What is Debt Consolidation? Debt consolidation is basically taking out a single loan to cover the costs of multiple loans. This allows those that are in debt to reduce their multiple payments into one lump payment in the hopes of reducing stress and making the bill more bearable. This is often done through a series of lower interest rate yielding secure and fixed interest, as well as the simple convenience of only footing a single bill rather than several. By way of debt consolidation, those in debt are able to feel less stressed and more in control of their lives, allowing themselves to have only one debt repayment bill is allowing them to have their lives back from the stress of debt.
How Does Debt Consolidation Affect Your Credit Report?
This debt management program can have an adverse effect on an individual's credit score if the person in debt is not careful. Some companies are looking to scam people just as often as others are looking to help those in debt. The first step when considering the consolidation of your financial obligations is to contact the creditors. Some debt consolidators can destroy credit by identity theft by stating that they will take care of creditors. This is false because creditors must be notified by the one in debt.

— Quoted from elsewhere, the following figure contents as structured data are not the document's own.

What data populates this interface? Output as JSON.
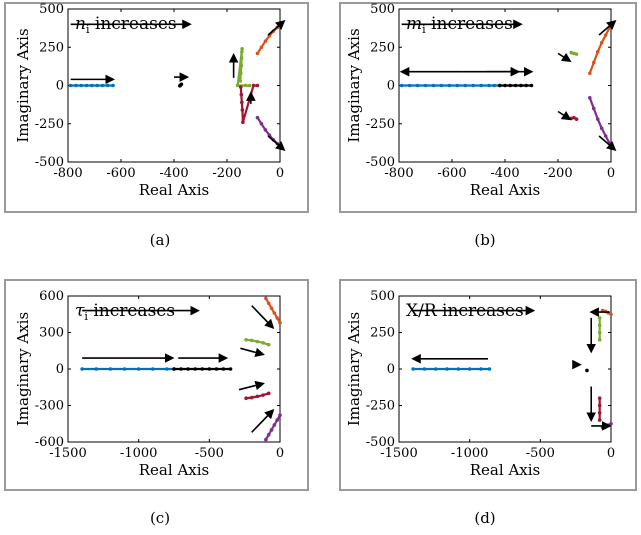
{
  "arrow_color": "#000000",
  "chart_data": [
    {
      "type": "scatter",
      "panel": "(a)",
      "title": "n_i increases",
      "title_parts": {
        "main": "n",
        "sub": "i",
        "rest": " increases"
      },
      "xlabel": "Real Axis",
      "ylabel": "Imaginary Axis",
      "xlim": [
        -800,
        0
      ],
      "ylim": [
        -500,
        500
      ],
      "xticks": [
        -800,
        -600,
        -400,
        -200,
        0
      ],
      "xtick_labels": [
        "-800",
        "-600",
        "-400",
        "-200",
        "0"
      ],
      "yticks": [
        500,
        250,
        0,
        -250,
        -500
      ],
      "ytick_labels": [
        "500",
        "250",
        "0",
        "-250",
        "-500"
      ],
      "series": [
        {
          "color": "#0072BD",
          "x": [
            -790,
            -770,
            -750,
            -730,
            -710,
            -690,
            -670,
            -650,
            -630
          ],
          "y": [
            0,
            0,
            0,
            0,
            0,
            0,
            0,
            0,
            0
          ]
        },
        {
          "color": "#000000",
          "x": [
            -378,
            -375,
            -372
          ],
          "y": [
            -2,
            3,
            8
          ]
        },
        {
          "color": "#D95319",
          "x": [
            -85,
            -70,
            -55,
            -40,
            -25,
            -10,
            0
          ],
          "y": [
            210,
            250,
            290,
            325,
            355,
            380,
            400
          ]
        },
        {
          "color": "#77AC30",
          "x": [
            -150,
            -148,
            -146,
            -145,
            -144,
            -143,
            -160,
            -130,
            -115
          ],
          "y": [
            30,
            80,
            130,
            180,
            220,
            240,
            0,
            0,
            0
          ]
        },
        {
          "color": "#A2142F",
          "x": [
            -148,
            -146,
            -144,
            -142,
            -140,
            -100,
            -85
          ],
          "y": [
            -10,
            -60,
            -110,
            -160,
            -240,
            0,
            0
          ]
        },
        {
          "color": "#7E2F8E",
          "x": [
            -85,
            -70,
            -55,
            -40,
            -25,
            -10,
            0
          ],
          "y": [
            -210,
            -250,
            -290,
            -325,
            -355,
            -380,
            -400
          ]
        }
      ],
      "arrows": [
        {
          "x1": -790,
          "y1": 400,
          "x2": -340,
          "y2": 400
        },
        {
          "x1": -790,
          "y1": 40,
          "x2": -630,
          "y2": 40
        },
        {
          "x1": -400,
          "y1": 55,
          "x2": -350,
          "y2": 55
        },
        {
          "x1": -175,
          "y1": 50,
          "x2": -175,
          "y2": 200
        },
        {
          "x1": -110,
          "y1": -120,
          "x2": -110,
          "y2": -50
        },
        {
          "x1": -45,
          "y1": 330,
          "x2": 15,
          "y2": 420
        },
        {
          "x1": -45,
          "y1": -330,
          "x2": 15,
          "y2": -420
        }
      ]
    },
    {
      "type": "scatter",
      "panel": "(b)",
      "title": "m_i increases",
      "title_parts": {
        "main": "m",
        "sub": "i",
        "rest": " increases"
      },
      "xlabel": "Real Axis",
      "ylabel": "Imaginary Axis",
      "xlim": [
        -800,
        0
      ],
      "ylim": [
        -500,
        500
      ],
      "xticks": [
        -800,
        -600,
        -400,
        -200,
        0
      ],
      "xtick_labels": [
        "-800",
        "-600",
        "-400",
        "-200",
        "0"
      ],
      "yticks": [
        500,
        250,
        0,
        -250,
        -500
      ],
      "ytick_labels": [
        "500",
        "250",
        "0",
        "-250",
        "-500"
      ],
      "series": [
        {
          "color": "#0072BD",
          "x": [
            -790,
            -760,
            -730,
            -700,
            -670,
            -640,
            -610,
            -580,
            -550,
            -520,
            -490,
            -460,
            -440,
            -420
          ],
          "y": [
            0,
            0,
            0,
            0,
            0,
            0,
            0,
            0,
            0,
            0,
            0,
            0,
            0,
            0
          ]
        },
        {
          "color": "#000000",
          "x": [
            -420,
            -400,
            -380,
            -360,
            -340,
            -320,
            -300
          ],
          "y": [
            0,
            0,
            0,
            0,
            0,
            0,
            0
          ]
        },
        {
          "color": "#D95319",
          "x": [
            -80,
            -65,
            -50,
            -35,
            -20,
            -5,
            0
          ],
          "y": [
            80,
            150,
            220,
            280,
            330,
            380,
            400
          ]
        },
        {
          "color": "#77AC30",
          "x": [
            -150,
            -140,
            -130
          ],
          "y": [
            215,
            210,
            205
          ]
        },
        {
          "color": "#A2142F",
          "x": [
            -150,
            -140,
            -130
          ],
          "y": [
            -215,
            -210,
            -220
          ]
        },
        {
          "color": "#7E2F8E",
          "x": [
            -80,
            -65,
            -50,
            -35,
            -20,
            -5,
            0
          ],
          "y": [
            -80,
            -150,
            -220,
            -280,
            -330,
            -380,
            -400
          ]
        }
      ],
      "arrows": [
        {
          "x1": -790,
          "y1": 400,
          "x2": -340,
          "y2": 400
        },
        {
          "x1": -560,
          "y1": 90,
          "x2": -790,
          "y2": 90
        },
        {
          "x1": -560,
          "y1": 90,
          "x2": -350,
          "y2": 90
        },
        {
          "x1": -470,
          "y1": 90,
          "x2": -300,
          "y2": 90
        },
        {
          "x1": -200,
          "y1": 210,
          "x2": -155,
          "y2": 160
        },
        {
          "x1": -200,
          "y1": -170,
          "x2": -155,
          "y2": -220
        },
        {
          "x1": -45,
          "y1": 330,
          "x2": 15,
          "y2": 420
        },
        {
          "x1": -45,
          "y1": -330,
          "x2": 15,
          "y2": -420
        }
      ]
    },
    {
      "type": "scatter",
      "panel": "(c)",
      "title": "τ_i increases",
      "title_parts": {
        "main": "τ",
        "sub": "i",
        "rest": " increases"
      },
      "xlabel": "Real Axis",
      "ylabel": "Imaginary Axis",
      "xlim": [
        -1500,
        0
      ],
      "ylim": [
        -600,
        600
      ],
      "xticks": [
        -1500,
        -1000,
        -500,
        0
      ],
      "xtick_labels": [
        "-1500",
        "-1000",
        "-500",
        "0"
      ],
      "yticks": [
        600,
        300,
        0,
        -300,
        -600
      ],
      "ytick_labels": [
        "600",
        "300",
        "0",
        "-300",
        "-600"
      ],
      "series": [
        {
          "color": "#0072BD",
          "x": [
            -1400,
            -1300,
            -1200,
            -1100,
            -1000,
            -900,
            -800,
            -750
          ],
          "y": [
            0,
            0,
            0,
            0,
            0,
            0,
            0,
            0
          ]
        },
        {
          "color": "#000000",
          "x": [
            -750,
            -700,
            -650,
            -600,
            -550,
            -500,
            -450,
            -400,
            -350
          ],
          "y": [
            0,
            0,
            0,
            0,
            0,
            0,
            0,
            0,
            0
          ]
        },
        {
          "color": "#D95319",
          "x": [
            -100,
            -80,
            -60,
            -40,
            -20,
            0
          ],
          "y": [
            580,
            540,
            500,
            460,
            420,
            380
          ]
        },
        {
          "color": "#77AC30",
          "x": [
            -240,
            -200,
            -160,
            -120,
            -80
          ],
          "y": [
            240,
            235,
            225,
            215,
            200
          ]
        },
        {
          "color": "#A2142F",
          "x": [
            -240,
            -200,
            -160,
            -120,
            -80
          ],
          "y": [
            -240,
            -235,
            -225,
            -215,
            -200
          ]
        },
        {
          "color": "#7E2F8E",
          "x": [
            -100,
            -80,
            -60,
            -40,
            -20,
            0
          ],
          "y": [
            -580,
            -540,
            -500,
            -460,
            -420,
            -380
          ]
        }
      ],
      "arrows": [
        {
          "x1": -1400,
          "y1": 480,
          "x2": -580,
          "y2": 480
        },
        {
          "x1": -1400,
          "y1": 90,
          "x2": -760,
          "y2": 90
        },
        {
          "x1": -720,
          "y1": 90,
          "x2": -380,
          "y2": 90
        },
        {
          "x1": -280,
          "y1": 170,
          "x2": -120,
          "y2": 120
        },
        {
          "x1": -290,
          "y1": -170,
          "x2": -120,
          "y2": -120
        },
        {
          "x1": -200,
          "y1": 520,
          "x2": -50,
          "y2": 340
        },
        {
          "x1": -200,
          "y1": -520,
          "x2": -50,
          "y2": -340
        }
      ]
    },
    {
      "type": "scatter",
      "panel": "(d)",
      "title": "X/R increases",
      "title_parts": {
        "main": "X/R",
        "sub": "",
        "rest": " increases"
      },
      "xlabel": "Real Axis",
      "ylabel": "Imaginary Axis",
      "xlim": [
        -1500,
        0
      ],
      "ylim": [
        -500,
        500
      ],
      "xticks": [
        -1500,
        -1000,
        -500,
        0
      ],
      "xtick_labels": [
        "-1500",
        "-1000",
        "-500",
        "0"
      ],
      "yticks": [
        500,
        250,
        0,
        -250,
        -500
      ],
      "ytick_labels": [
        "500",
        "250",
        "0",
        "-250",
        "-500"
      ],
      "series": [
        {
          "color": "#0072BD",
          "x": [
            -1400,
            -1320,
            -1240,
            -1160,
            -1080,
            -1000,
            -920,
            -860
          ],
          "y": [
            0,
            0,
            0,
            0,
            0,
            0,
            0,
            0
          ]
        },
        {
          "color": "#000000",
          "x": [
            -170
          ],
          "y": [
            -10
          ]
        },
        {
          "color": "#D95319",
          "x": [
            -60,
            -40,
            -20,
            0
          ],
          "y": [
            400,
            395,
            385,
            375
          ]
        },
        {
          "color": "#77AC30",
          "x": [
            -80,
            -80,
            -80,
            -80
          ],
          "y": [
            350,
            300,
            250,
            200
          ]
        },
        {
          "color": "#A2142F",
          "x": [
            -80,
            -80,
            -80,
            -80
          ],
          "y": [
            -200,
            -250,
            -300,
            -350
          ]
        },
        {
          "color": "#7E2F8E",
          "x": [
            -60,
            -40,
            -20,
            0
          ],
          "y": [
            -400,
            -395,
            -385,
            -375
          ]
        }
      ],
      "arrows": [
        {
          "x1": -1400,
          "y1": 400,
          "x2": -550,
          "y2": 400
        },
        {
          "x1": -870,
          "y1": 70,
          "x2": -1400,
          "y2": 70
        },
        {
          "x1": -260,
          "y1": 30,
          "x2": -220,
          "y2": 30
        },
        {
          "x1": -10,
          "y1": 390,
          "x2": -140,
          "y2": 390
        },
        {
          "x1": -140,
          "y1": 350,
          "x2": -140,
          "y2": 120
        },
        {
          "x1": -140,
          "y1": -120,
          "x2": -140,
          "y2": -350
        },
        {
          "x1": -140,
          "y1": -390,
          "x2": -10,
          "y2": -390
        }
      ]
    }
  ]
}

Though it is important to make sure the credit card companies are on board, it is also important to watch out for them as well. Credit card companies are all about people getting out of debt because this frees those people up to get into more debt.
A person's credit score can potentially be destroyed by debt consolidation if not careful. Not only there are some fraudulent companies out to take advantage of people, there are also penalties on a credit score if regular payments are not made. Once an account has been negotiated and set up, payments must be made on time regularly or else the credit score of an individual will subsequently drop.